3. Tujuan dan Lingkup pengaturanTujuan utama penyusunan RUU ini adalah untuk menyeragamkan (menyamakan persepsi) hukum administrasi. Saat ini hukum administrasi di Indonesia sangat beragam, bahkan cenderung sangat sektoral. Oleh karena itu, yang menonjol adalah ego sektoral dari masing-masing instansi. Tujuan lain adalah mensistematisir dan menyederhanakan peraturan perundang-undangan di bidang hukum administrasi yang tersebar. Selain itu, tujuan penyusunan RUU ini juga untuk memberikan perlidungan kepada individu dari tindakan sewenang-wenang yang dilakukan penguasa.
Hal paling utama yang seyogyanya diatur dalam RUU ini adalah mengenai keputusan administrasi yang tertulis. Sebagian besar wujud penyelenggaraan pemerintahan adalah keputusan administrasi yang tertulis. Oleh karena itu, keputusan administrasi yang tertulis merupakan instrumen hukum utama dalam penyelenggaraan pemerintahan. Undang-Undang tentang PTUN menentukan bahwa “Keputusan TUN adalah suatu penetapan tertulis yang dikeluarkan oleh Badan atau Pejabat TUN yang berisi tindakan hukum TUN yang berdasarkan peraturan perundang-undangan yang berlaku, yang bersifat konkret, individual, dan final, yang menimbulkan akibat hukum bagi seseorang atau badan hukum.”
Pengertian tersebut sangat sempit, dengan unsur “tindakan hukum TUN” tidak mencakup pengertian yang luas. Seharusnya istilah “tindakan hukum TUN” diganti dengan “tindakan hukum publik”, karena istilah tersebut cakupannya lebih luas. Semua tindakan yang termasuk dalam “tindakan hukum publik” akan menjadi objek undang-undang ini. Kemudian, masalah di atas dipersempit lagi dengan bersifat “individual”. Bagaimana dengan keputusan yang bersifat umum atau menjangkau/berlaku umum? Seharusnya keputusan yang berisi tindakan hukum publik yang bersifat umum atau menjangkau/berlaku umum juga menjadi objek undang-undang ini.
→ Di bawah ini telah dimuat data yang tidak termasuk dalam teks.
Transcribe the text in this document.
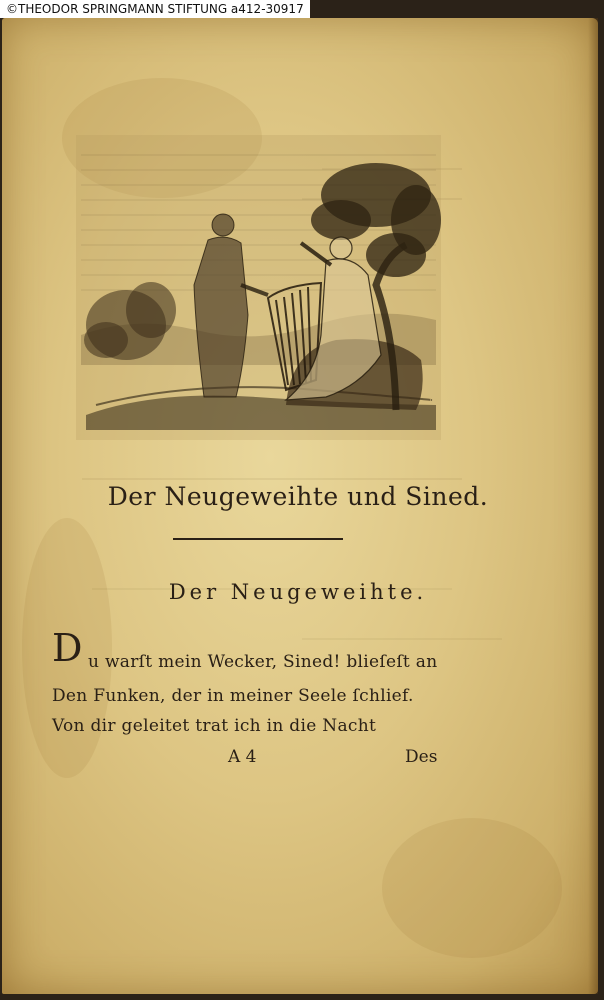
©THEODOR SPRINGMANN STIFTUNG a412-30917
Der Neugeweihte und Sined.
Der Neugeweihte.
D u warſt mein Wecker, Sined! blieſeſt an
Den Funken, der in meiner Seele ſchlief.
Von dir geleitet trat ich in die Nacht
A 4	Des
Yang perlu dipikirkan juga adalah bagaimana dengan tindakan/perbuatan administrasi yang tidak tertulis, apakah menjadi objek UU ini atau tidak.
Hal lain yang perlu diatur dalam RUU ini adalah siapa saja yang termasuk dalam pengertian badan atau pejabat administrasi yang berwenang mengeluarkan keputusan. Kemudian, juga masalah kewenangan dan pelaksanaannya, yang hingga saat ini belum begitu jelas mengenai siapa berwenang untuk apa. Dengan dirumuskannya kewenangan secara jelas sangat membantu kita semua. Megenai pelaksanaan kewenangan, juga perlu ditegaskan mana yang merupakan kewenangan pemerintah pusat dan mana yang merupakan kewenangan pemerintah daerah. Apabila ada sengketa kewenangan, siapa yang berwenang untuk menyelesaikannya, karena UU PTUN tidak berwenang untuk menyelesaikan masalah sengketa kewenangan antarlembaga.